You are burdened so heavily with pop-up quizzes, assignments, lengthy reports, and final presentations, that by the time you reach the end of the semester, your once gleaming eyes have turned all sullen with no glow left in them, the straightened hairs have all gone disheveled, and the dark bags under your eyes have all turned out to be as dark as the kohl you have so meticulously applied to your eyes. But, WAIT, all of it is acceptable. No complaining and whining about it at all. After all, we ourselves have committed to give our best in exchange for our high aims and ambitions. Don’t we ourselves dare to dream of becoming the future CEOs and corporate managers working in multinational companies? Don’t we take pride in ourselves being part of IBA? And sometimes even go the extent of being a bragging boaster.

But, what seems most unacceptable and tormenting about IBA to me is its cursed registration process, an inescapable major source of great mental anguish. It's nothing less than a torture. First, there are hours spent on grasping the convoluted timetable itself which most of the time keeps on changing and most probably won't be the same the next you go looking for it making you all the more crazy and mad. The IBA administration made it more difficult this time. Previously, one did the selection on the basis of teachers only. But this time around, it wasn't just about deciding on the teachers but courses as well. Had it not been the guidelines from our all-the-time-available-for-help seniors, we would have been completely lost and bewildered. However, there’s one positive point about the course selection process, which I mostly tend to overlook and ignore owing to the tension this process generates. Through this process, we can actually develop familiarity with the various courses we will have to take in future. It can be argued that the process sort of helps students in increasing their understanding of the courses (as many indulge in discussing about them) and enables them to make decision for themselves inculcating in them decision making capabilities. So, let’s not complain about the selection of courses; it provides the liberty to decide for oneself and helps in developing the aptitude for wise decision making.

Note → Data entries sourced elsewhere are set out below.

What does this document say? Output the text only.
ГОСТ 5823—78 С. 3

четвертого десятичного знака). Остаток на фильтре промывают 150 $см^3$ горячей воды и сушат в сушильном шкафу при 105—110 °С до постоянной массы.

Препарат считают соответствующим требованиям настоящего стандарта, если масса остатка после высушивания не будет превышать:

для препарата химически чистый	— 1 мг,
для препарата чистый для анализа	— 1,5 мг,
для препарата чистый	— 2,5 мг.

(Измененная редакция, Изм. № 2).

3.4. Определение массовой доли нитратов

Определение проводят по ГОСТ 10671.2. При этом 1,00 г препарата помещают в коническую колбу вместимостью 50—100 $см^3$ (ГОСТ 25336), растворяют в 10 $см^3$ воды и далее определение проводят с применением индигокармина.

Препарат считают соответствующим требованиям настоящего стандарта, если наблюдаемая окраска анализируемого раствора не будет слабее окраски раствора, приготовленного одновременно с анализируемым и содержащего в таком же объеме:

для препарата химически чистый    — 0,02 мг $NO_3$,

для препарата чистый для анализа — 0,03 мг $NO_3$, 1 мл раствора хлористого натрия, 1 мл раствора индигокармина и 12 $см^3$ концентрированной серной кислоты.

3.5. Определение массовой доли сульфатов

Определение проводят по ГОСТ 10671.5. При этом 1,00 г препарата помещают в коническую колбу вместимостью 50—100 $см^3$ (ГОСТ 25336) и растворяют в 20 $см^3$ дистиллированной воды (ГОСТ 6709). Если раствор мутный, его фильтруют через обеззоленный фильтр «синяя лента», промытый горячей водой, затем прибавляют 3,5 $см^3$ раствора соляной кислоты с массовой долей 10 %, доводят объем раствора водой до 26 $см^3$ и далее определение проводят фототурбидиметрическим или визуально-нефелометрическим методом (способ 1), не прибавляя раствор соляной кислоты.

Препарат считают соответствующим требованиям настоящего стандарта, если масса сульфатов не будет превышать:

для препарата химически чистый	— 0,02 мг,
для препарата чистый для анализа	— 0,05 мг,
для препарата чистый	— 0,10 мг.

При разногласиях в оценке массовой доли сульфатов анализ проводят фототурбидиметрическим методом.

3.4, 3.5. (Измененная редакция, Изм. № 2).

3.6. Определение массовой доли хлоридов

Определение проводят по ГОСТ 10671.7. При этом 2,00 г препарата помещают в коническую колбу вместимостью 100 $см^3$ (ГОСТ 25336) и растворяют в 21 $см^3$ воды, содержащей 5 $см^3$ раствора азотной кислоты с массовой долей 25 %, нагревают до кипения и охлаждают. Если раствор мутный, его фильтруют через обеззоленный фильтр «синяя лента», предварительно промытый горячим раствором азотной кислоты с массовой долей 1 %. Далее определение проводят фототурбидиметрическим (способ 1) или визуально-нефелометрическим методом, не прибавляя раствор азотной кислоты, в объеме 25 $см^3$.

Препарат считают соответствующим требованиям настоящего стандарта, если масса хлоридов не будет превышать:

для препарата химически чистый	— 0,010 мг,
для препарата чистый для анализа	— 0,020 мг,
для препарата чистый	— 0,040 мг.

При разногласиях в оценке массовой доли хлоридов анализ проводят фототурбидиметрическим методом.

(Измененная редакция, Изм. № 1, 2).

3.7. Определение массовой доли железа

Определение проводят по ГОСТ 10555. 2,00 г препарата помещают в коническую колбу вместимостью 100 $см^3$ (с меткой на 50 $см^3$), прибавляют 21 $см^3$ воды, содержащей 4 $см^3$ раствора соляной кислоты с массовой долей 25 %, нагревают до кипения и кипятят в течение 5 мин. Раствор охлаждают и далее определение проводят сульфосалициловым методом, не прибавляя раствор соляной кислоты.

The real unfair part starts when you have actually made all your choices, decided on the courses and their timings, prepared and scheduled yourself, and then later when its time to register for courses, you fail to register yourself for the courses of your choice only because there wasn’t enough capacity. Could not extra sections be made? Or could not the capacity be increased? I remembered I failed to register myself for General History last time and had to forcefully register myself for History of Ideas only because I lacked the smartness to arrange a PC for myself. Luckily, there were only six students registered for History of Ideas, and thus I got into General History. But had I not got into General History, I would have to endure that boring subject with much patience for the whole of semester. And the irony is that all of this happens only because you could not arrange a PC or because your server went down while registering from the ERP. This sure agitates students greatly!